Stab: Yesterday afternoon there were fantastic waves but there were crowds you normally associate with the Superbank.

Micro: Yeah I was relating it to the Superbank as well. It’s a bummer cause you surf Snapper and whatever and you expect it to be crowded but when you surf the Box you don’t expect anything near that, there were some bloody good waves out there though.

I didn’t count up or anything but there would have been at least 80 guys, I reckon. There’s only a short little take off area (out the back) but it was just silly ’cause there were a lot of guys out there who had no idea what they were doing and the Box is that long, it’s all spread out, you don’t even have to see each other. I surfed right through to surf home and there was this whole inside section that was so much fun and there wasn’t one person out. Half the guys out the back couldn’t make the take off and they’re trying to fuck around out there. If they had a known what they were doing they could have had the best surf of their lives.

Most people must have known that you have to deal with that lackluster beach everyday because you were getting the run of the waves (Umina sits on the bottom of the central coast and – unless the swell’s straight out of the south – receives a fraction of the swell of open beaches).

It’s pretty funny cause I’ve never been on the other end of the whole localism thing cause I normally surf everyone else’s spots. You never have to fight over the wave you want in Umina cause no-one surfs it. When I surf everyone else’s spots they get whatever waves they want so it was good to have the pick of the waves for a change.

Have you seen it better than that before?

Not really.

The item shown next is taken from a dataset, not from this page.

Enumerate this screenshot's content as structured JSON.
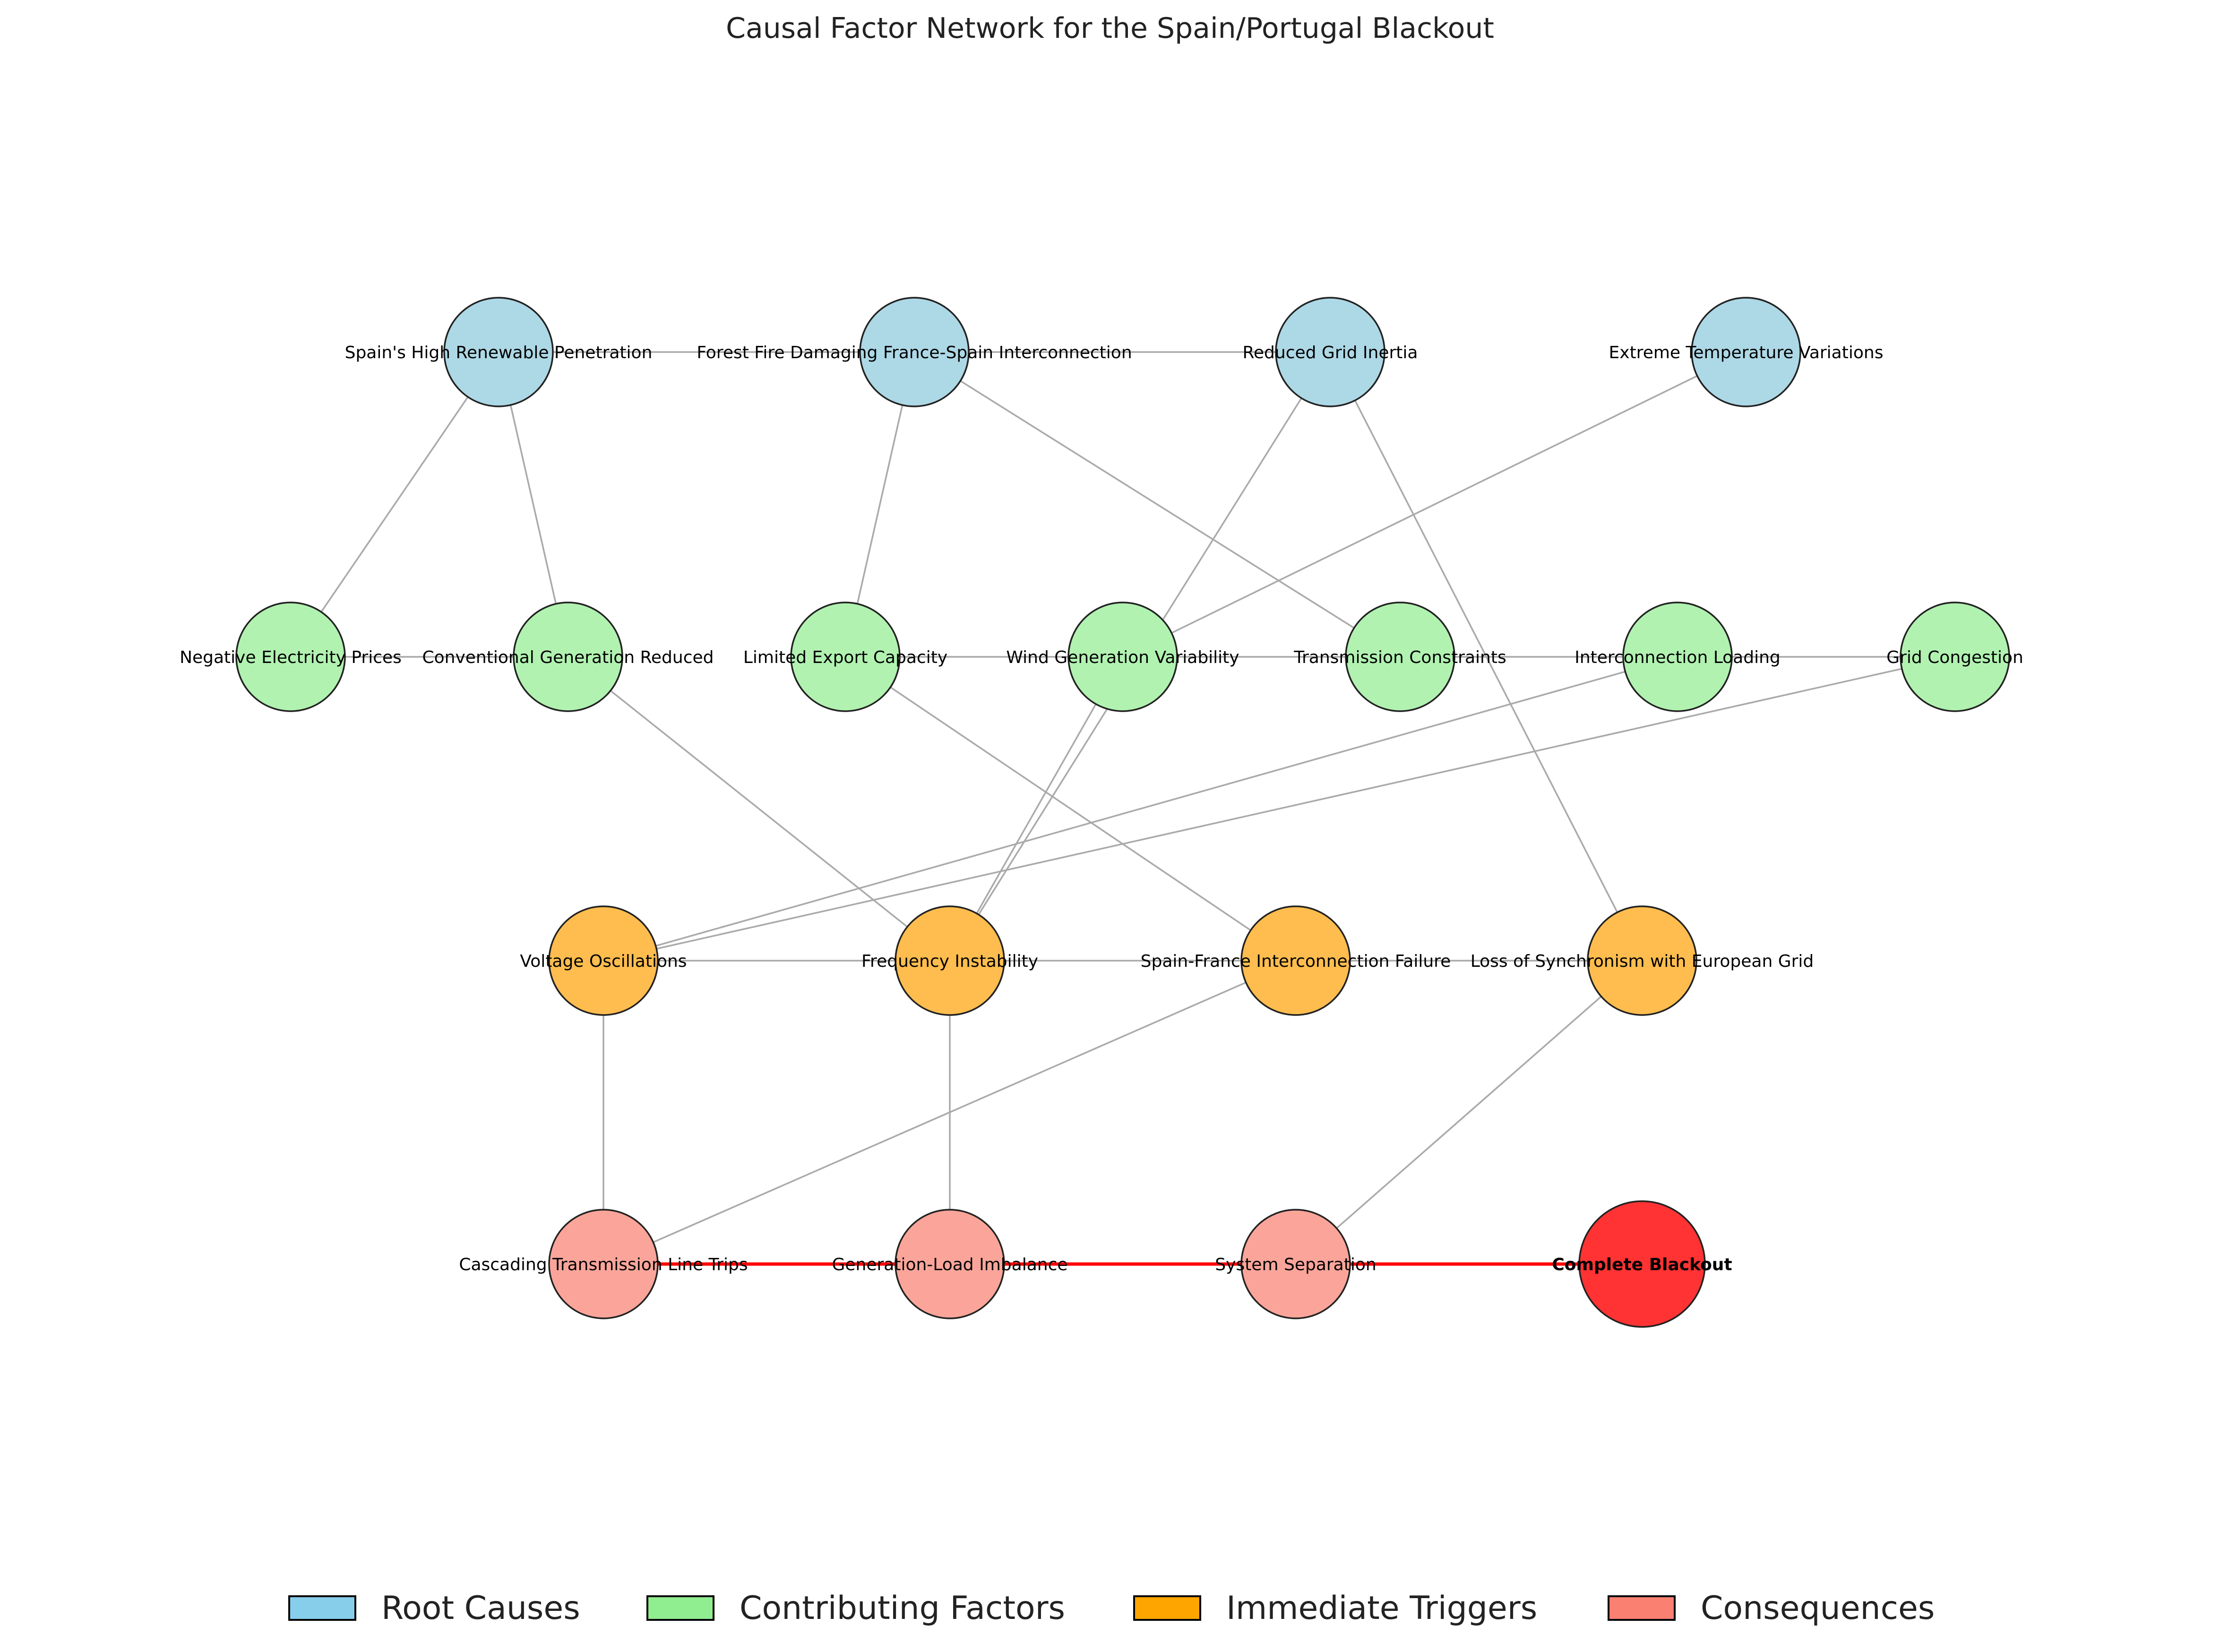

My memories of it barreling out the back like that were only when I was a little pecker watching Tom Carroll and those guys getting barreled but I think I was too young, I was just sitting there and kind of watching. Since I’ve been surfing, since I’ve been older, it was the best I’ve seen it for sure.

How was the vibe? Any fights?

There was plenty of dropping in and words spoken but no fists were thrown. The biggest problem were the stand-up paddleboarders. They’re ruining the Box. They take off a mile out to sea, you take off way inside but still, they wreck the wave for everyone. Couple that with someone with no etiquette and it’s fucked.

And, how bout the friendly splash you saw?

I was sitting with Jason Salisbury and I don’t think anyone else saw it. It was a massive splash. Huge. If anyone else had seen it, it certainly would have thinned the crowd out a bit. There was no way I was going in, though. They’re always there (sharks), I reckon.